牧場主さんの声が、いつもより怖いと感じました。


「男って、山田さんのことですか?」

「山田だったら、俺ははっきり、山田とデートしてるって言うよ。最近、若い男が、この牧場に出入りしてるだろう?それも、よっちゃんのアルバイトの日に」


私は、牧場主さんに怒った顔をみせないように、ちょっとだけ、下を向きました。探偵ごっこしてるときの牧場主さんは、嫌いです。


お千代さんが来てから、牧場主さんは、二人で探偵ごっこを始めました。「このトラブルの犯人は」「あの客の性格は」などと二人で予想し、それを確かめるため、私たちに質問するようになりました。私たちが、二人の考えていた通りの答えを言うと


「やっぱりそうだ。そうだと思った」


と喜び、反対の答えを言うと


「それは、お前の考えだろう?真実はこうなんだ」


と、自分たちの意見を述べます。こちらの話を聞いてくれることはありません。


私は、なんと答えてよいか悩みました。よっちゃんさんと男の人がお話をしているのは本当ですが、デートではありません。牧場主さんは、あの男の人のことをよく思っていないようです。あの男の人を、この牧場から追い出そうとするのかもしれません。あの男の人がいなくなったら、ローバさんは本当に病気になってしまうかもしれません。


「で、どうなんだ?よっちゃんは仕事中に男とデートしてるんだろ?」


牧場主さんが、同じ質問をしました。


「よっちゃんさんは、仕事中にデートする人じゃありません。かわいいから、お客さんから人気があるんだと思いますよ」

「じゃあ、男の方がよっちゃんに言い寄っているのか?」

「イイヨッテイルってなんですか?」

「いつも、男の方から話かけているってことだ」


ここで、「話かけている」なんて言ったら、牧場主さんは「やっぱりな」と言うと思いました。
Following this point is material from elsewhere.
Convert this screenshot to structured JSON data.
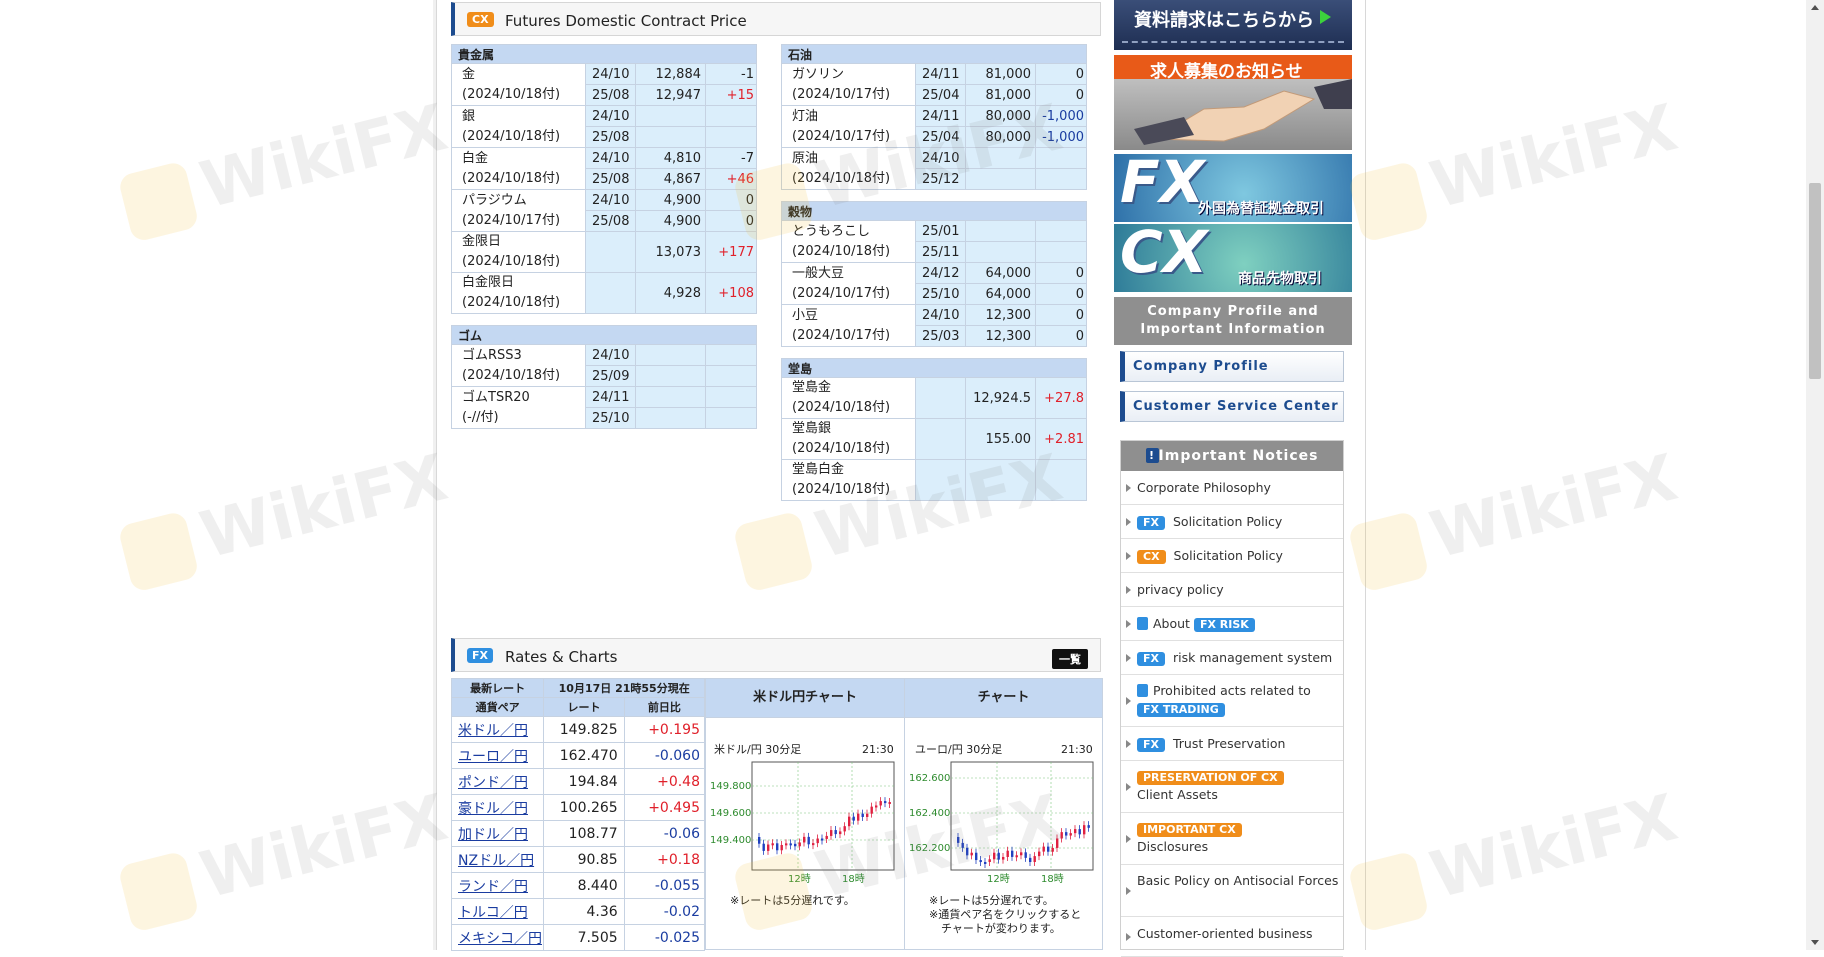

「山田さんも、よっちゃんさんも、自分たちからお客さんにあいさつしたりして話しかけたりしてます。お客さんから話かけられたら、笑顔で答えています。どっちが言い寄っているのか、私にはわかりません」


牧場主さんは、しばらく、「んー」とうなってから


「なるほど。そうか」


と、私の頭をなでながら、答えました。


「みんなは、よっちゃんさんが男の人と仕事中にデートしてるって言ってるんですか?」


私は、牧場主さんに聞きました。


「お千代とメリーは、仕事中に二人きりで楽しそうにおしゃべりしてるって言ってるんだよ。でもな、山田も他の動物も、メリーが就業時間中に、あの男に言い寄っているって言うんだよ」

「メリーさんが?・・・へえ、メリーさんも好きなんだ」


牧場主さんの眼鏡が光りました。


「シープ。メリーさんも好きだったんだって、どういうことだ?よっちゃんと、あの男が仲良くしているのを、メリーが嫉妬しているっていうのか?」

「めめ?」

「とぼけるな。お前、確かに、メリーさんも好きなんだって言ったぞ。お千代は俺のこと年寄り扱いするけど、俺はまだまだ若いつもりでいるんだ。耳だって衰えていない」


ローバさんのほかにメリーさんもあの男の人が好きだったんですねと、牧場主さんに言えません!牧場主さんは、よっちゃんさんとあの男の人のことを勘違いしています。どうしたらよいでしょう?


私は辺りを何度も見回し、右の前足で牧場主さんを自分の顔の近くまで近寄るように合図をすると、ささやきました。


「お千代さんが、その男の人ことを好きだって、メリーさんから聞いたんです。でも、メリーさんも好きだったんですね」

「そうなのか?!」

「シーっ!牧場主さん、声が大きいですよ。この話、ほかの動物たちは知りません。もちろん、山田さんも」


私は前の右足で、牧場主さんと自分を指し


「一人と一匹だけの内緒の話、ですよ。ほかの動物や山田さんには話さないって約束してくださいね」


今、ここで思いついたウソだから、誰も知っているはずがありません。


「おう、わかった」


牧場主さんが右手の親指を立てて、ニヤリと笑いました。